Revisi ini menandai kemunduran paling berbahaya dalam sejarah pasca-Reformasi. Selama lebih dari dua dekade, batas antara militer dan sipil telah dijaga, meski belum sempurna. Namun kini, pemerintah tidak hanya meruntuhkan batas itu, tetapi juga memberikan jalan bagi TNI untuk kembali beroperasi dalam sistem pemerintahan tanpa perlu mengundurkan diri dari dinas militer.
Inilah bentuk lain dari penghancuran supremasi sipil melalui jalur hukum, sebagaimana dijelaskan oleh Landau dalam teorinya tentang abusive constitutionalism: ketika perubahan konstitusi atau hukum dilakukan untuk merusak demokrasi dari dalam, bukan untuk memperbaikinya.
Kejaksaan Agung, Mahkamah Agung, BNPB, BNPT, dan berbagai lembaga lainnya akan diisi oleh prajurit aktif yang tetap terikat pada garis komando militer. Ini bukan sekadar perampasan jabatan, ini adalah penyusupan struktural yang akan mengikis independensi hukum dan birokrasi sipil. Bagaimana mungkin seorang perwira aktif yang ditempatkan di Kejaksaan Agung dapat bertindak independen, sementara ia masih tunduk pada perintah Panglima TNI? Bagaimana mungkin Mahkamah Agung bisa menjalankan prinsip keadilan, ketika hakimnya masih terikat pada hierarki komando yang menuntut kepatuhan absolut?

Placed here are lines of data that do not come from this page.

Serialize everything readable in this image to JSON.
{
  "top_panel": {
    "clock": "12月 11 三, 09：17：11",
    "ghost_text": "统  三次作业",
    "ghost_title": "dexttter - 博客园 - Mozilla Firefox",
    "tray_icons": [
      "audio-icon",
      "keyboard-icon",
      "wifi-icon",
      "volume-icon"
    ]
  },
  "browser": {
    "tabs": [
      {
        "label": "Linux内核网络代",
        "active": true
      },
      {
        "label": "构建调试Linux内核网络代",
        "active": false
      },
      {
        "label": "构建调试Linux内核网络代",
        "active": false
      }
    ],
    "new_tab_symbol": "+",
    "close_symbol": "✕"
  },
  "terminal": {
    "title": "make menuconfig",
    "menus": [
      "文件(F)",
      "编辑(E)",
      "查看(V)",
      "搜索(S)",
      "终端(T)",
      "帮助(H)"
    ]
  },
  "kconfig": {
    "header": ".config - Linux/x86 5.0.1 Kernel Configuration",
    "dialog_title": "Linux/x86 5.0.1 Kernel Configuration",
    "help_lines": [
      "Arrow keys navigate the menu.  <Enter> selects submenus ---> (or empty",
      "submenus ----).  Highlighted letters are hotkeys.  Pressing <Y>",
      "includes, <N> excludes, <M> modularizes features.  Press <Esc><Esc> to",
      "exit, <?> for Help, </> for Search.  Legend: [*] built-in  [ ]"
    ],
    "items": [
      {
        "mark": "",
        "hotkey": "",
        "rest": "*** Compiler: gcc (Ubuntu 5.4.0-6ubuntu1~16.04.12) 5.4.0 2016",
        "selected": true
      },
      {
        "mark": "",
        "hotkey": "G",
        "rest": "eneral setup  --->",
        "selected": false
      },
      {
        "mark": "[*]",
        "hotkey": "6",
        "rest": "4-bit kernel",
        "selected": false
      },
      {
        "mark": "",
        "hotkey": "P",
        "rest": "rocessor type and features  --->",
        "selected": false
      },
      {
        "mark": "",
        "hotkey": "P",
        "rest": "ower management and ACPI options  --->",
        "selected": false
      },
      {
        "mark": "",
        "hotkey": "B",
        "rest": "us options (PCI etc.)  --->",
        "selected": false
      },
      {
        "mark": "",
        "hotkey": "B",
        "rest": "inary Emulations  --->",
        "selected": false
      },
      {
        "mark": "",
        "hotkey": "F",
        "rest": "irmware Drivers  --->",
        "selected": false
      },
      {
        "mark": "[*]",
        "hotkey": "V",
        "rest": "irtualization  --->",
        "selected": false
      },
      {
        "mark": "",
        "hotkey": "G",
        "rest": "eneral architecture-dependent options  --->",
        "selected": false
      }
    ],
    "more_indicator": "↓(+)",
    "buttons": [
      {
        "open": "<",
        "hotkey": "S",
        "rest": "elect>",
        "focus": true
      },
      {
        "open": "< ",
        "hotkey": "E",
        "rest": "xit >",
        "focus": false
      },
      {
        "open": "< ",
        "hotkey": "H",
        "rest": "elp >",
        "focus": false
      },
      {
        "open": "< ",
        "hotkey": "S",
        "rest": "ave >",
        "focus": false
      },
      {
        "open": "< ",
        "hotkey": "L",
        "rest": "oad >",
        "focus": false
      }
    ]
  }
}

Ini bukan hanya soal jabatan dan institusi, ini adalah soal bagaimana hukum di negara ini akan ditegakkan. Jika militer memiliki kekuatan dalam sistem hukum, maka siapa yang akan mengadili mereka ketika mereka melakukan pelanggaran? Sejarah telah berulang kali menunjukkan bahwa militer bukan hanya tidak tersentuh hukum, tetapi juga memiliki rekam jejak panjang dalam mempertahankan impunitas.
Dari pembantaian 1965-66 yang menewaskan lebih dari 500.000 jiwa, pendudukan brutal di Timor Leste yang menyebabkan lebih dari 200.000 korban, hingga penculikan dan penghilangan paksa aktivis pro-demokrasi pada 1997-1998, militer selalu berada di atas hukum. Kasus-kasus seperti Tanjung Priok 1984 dan Talangsari 1989 tidak pernah mendapatkan keadilan yang sejati, karena militer selalu memastikan bahwa mereka yang bertanggung jawab tetap kebal dari konsekuensi hukum.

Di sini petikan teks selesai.